The hangings were announced by District Judge Abdulrahman Zebari, who had issued the death sentences in April 2014 at a court in Duhok city.

“The three convicts were hanged shortly after death sentences were signed by the Kurdistan President Masoud Barzani in accordance with protocol,” Zebari said.

The three offenders were convicted for the abduction and murder of two schoolgirls in 2011 and 2012.

Apart from terrorism-related cases, no other death sentence has been carried out since 2008, because President Barzani has imposed a moratorium by refusing to sign the execution orders.

The judge said the president was asked to make an exception and sign the verdicts for the three offenders, due to the gravity of the crime.

They were hanged for the deaths of two 11-year-old girls, Avan Haji and Havin Hasan, who were kidnapped in Zakho before being abused and murdered.

One of the girls was reported missing in November 2011 and the other in March 2012.

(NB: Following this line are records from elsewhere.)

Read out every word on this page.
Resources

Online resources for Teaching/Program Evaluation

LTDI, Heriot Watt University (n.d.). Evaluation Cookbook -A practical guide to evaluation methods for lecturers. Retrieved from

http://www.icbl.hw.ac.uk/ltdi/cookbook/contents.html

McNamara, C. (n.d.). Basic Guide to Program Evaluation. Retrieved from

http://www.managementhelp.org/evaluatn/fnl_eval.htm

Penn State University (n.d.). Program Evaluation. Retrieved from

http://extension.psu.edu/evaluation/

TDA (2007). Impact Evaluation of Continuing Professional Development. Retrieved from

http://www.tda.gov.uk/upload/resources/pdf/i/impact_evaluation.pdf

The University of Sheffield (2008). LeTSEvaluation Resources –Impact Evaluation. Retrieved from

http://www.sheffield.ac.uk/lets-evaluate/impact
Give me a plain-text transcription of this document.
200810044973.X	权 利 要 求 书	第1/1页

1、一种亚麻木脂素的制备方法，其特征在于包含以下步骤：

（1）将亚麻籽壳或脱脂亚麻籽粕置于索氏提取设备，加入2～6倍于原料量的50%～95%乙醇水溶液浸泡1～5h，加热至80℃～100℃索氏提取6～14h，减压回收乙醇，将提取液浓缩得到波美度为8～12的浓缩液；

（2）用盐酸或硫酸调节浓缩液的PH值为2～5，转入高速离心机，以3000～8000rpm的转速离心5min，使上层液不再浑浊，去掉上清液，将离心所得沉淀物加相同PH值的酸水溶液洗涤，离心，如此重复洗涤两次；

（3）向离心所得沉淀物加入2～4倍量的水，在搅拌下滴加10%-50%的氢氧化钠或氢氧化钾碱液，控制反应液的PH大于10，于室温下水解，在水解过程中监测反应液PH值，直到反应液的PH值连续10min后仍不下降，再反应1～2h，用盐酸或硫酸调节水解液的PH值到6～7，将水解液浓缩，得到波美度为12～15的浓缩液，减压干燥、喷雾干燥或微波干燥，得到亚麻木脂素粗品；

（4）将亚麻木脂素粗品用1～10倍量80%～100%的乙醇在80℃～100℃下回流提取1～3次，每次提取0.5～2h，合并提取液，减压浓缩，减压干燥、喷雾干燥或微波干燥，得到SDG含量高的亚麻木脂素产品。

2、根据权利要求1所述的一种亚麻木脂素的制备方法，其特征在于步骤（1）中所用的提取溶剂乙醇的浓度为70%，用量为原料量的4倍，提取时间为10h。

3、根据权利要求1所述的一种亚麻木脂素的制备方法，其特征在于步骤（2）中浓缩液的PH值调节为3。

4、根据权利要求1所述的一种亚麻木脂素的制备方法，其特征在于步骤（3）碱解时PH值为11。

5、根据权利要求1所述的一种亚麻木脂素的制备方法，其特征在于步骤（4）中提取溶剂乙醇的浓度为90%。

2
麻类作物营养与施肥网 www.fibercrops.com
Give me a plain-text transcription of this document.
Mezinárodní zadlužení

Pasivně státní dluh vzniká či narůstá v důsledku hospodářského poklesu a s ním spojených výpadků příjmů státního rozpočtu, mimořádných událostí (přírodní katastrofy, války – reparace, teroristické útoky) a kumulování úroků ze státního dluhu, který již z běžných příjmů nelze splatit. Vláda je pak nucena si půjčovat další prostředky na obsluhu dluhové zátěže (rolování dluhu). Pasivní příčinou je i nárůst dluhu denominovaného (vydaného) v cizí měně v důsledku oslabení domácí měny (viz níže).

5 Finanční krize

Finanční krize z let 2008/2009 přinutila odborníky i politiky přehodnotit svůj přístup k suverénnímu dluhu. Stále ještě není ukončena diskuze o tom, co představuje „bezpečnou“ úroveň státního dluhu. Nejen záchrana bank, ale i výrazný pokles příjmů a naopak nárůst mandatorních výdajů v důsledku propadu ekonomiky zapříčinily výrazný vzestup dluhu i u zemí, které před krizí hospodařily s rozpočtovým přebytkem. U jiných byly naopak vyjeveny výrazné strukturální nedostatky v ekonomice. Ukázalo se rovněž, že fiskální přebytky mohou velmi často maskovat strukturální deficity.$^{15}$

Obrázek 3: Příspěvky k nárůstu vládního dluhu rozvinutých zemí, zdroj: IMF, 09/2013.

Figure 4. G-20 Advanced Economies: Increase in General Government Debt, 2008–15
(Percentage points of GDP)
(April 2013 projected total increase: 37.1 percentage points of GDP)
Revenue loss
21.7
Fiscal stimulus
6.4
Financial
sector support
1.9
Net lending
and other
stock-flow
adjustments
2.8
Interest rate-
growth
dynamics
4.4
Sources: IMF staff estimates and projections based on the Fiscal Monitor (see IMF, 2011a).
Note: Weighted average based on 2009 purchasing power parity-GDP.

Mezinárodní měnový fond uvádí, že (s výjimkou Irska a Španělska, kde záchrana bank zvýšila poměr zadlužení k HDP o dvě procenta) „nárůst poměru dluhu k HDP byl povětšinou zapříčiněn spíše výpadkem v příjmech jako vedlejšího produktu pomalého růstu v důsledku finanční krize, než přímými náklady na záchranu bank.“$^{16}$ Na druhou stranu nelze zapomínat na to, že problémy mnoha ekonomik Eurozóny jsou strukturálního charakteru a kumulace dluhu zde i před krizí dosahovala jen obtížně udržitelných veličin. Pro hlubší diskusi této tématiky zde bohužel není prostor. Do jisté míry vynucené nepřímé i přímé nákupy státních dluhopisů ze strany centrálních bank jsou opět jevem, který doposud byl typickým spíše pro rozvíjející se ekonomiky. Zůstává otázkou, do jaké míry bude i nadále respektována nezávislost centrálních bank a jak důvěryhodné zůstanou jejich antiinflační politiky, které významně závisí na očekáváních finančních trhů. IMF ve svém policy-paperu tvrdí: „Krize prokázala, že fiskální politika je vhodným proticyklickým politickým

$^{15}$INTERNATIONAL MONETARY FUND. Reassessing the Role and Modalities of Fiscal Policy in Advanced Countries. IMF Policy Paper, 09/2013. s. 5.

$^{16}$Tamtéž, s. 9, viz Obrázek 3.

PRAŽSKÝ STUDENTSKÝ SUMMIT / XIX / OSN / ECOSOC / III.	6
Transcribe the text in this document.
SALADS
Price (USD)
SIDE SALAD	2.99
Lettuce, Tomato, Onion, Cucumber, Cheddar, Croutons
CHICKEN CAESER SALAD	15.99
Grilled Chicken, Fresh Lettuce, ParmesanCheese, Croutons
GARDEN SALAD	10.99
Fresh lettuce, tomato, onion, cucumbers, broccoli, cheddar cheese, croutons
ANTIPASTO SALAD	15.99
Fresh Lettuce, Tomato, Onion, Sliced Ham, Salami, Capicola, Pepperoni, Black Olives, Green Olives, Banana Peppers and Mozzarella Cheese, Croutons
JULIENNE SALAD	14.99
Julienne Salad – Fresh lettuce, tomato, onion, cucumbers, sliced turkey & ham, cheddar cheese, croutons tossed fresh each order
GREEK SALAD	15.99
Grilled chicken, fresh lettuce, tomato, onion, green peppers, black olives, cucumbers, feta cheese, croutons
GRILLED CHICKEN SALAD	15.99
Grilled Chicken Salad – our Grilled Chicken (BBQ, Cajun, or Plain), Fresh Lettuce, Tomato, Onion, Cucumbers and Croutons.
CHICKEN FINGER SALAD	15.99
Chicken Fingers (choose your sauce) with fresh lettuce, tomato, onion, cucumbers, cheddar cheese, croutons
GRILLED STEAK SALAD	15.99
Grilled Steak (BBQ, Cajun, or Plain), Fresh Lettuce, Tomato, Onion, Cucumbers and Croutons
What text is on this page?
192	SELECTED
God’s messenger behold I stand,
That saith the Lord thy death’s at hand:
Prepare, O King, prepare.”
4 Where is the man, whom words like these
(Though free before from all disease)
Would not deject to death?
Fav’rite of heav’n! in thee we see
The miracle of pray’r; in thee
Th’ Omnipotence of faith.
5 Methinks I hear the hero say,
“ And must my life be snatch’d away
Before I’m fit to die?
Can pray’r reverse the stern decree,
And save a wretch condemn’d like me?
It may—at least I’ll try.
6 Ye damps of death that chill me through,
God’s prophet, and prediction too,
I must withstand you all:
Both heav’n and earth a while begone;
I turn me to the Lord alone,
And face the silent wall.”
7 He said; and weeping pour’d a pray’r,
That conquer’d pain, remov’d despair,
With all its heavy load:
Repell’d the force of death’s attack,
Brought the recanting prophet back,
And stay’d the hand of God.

The male offender was initially investigated by police in 2012 but was released for lack of evidence, police said.

“It was through one of his wives that we could charge the man again and find evidence,” Captain Nashaat Sulaiman of the Zakho police force, told Rudaw.

“Initially, one of his wives came and complained that the man was beating her but then she revealed the bigger crimes concerning the two girls,” Sulaiman said.

The man was a construction worker and had six children from the two marriages. Both his wives were also charged and sentenced to death “for complicity” and “because of the gravity of the crime,” the verdict read.

Kurdistan’s Supreme Court did not overrule the sentences, despite lawyers’ objections. 

“There were growing public demands that we should respond to the cruelty with which the crimes were committed,” the judge said. 

The number of inmates on death row in Kurdistan has grown to a record high as authorities continue to maintain a de facto moratorium on death penalty.

In the region’s three provinces, there are now 205 prisoners who have been sentenced to death. The number is higher than in any year since the 1990s, when the Kurdistan Regional Government (KRG) established its autonomous courts, virtually independent of Iraq’s judiciary.

The UN High Commissioner for Human Rights Zeid Ra’ad Al Hussein and UN Special Representative for Iraq Nickolay Mladenov have urged Iraq to impose a moratorium on the death penalty and called on the Kurdistan region to abolish it permanently.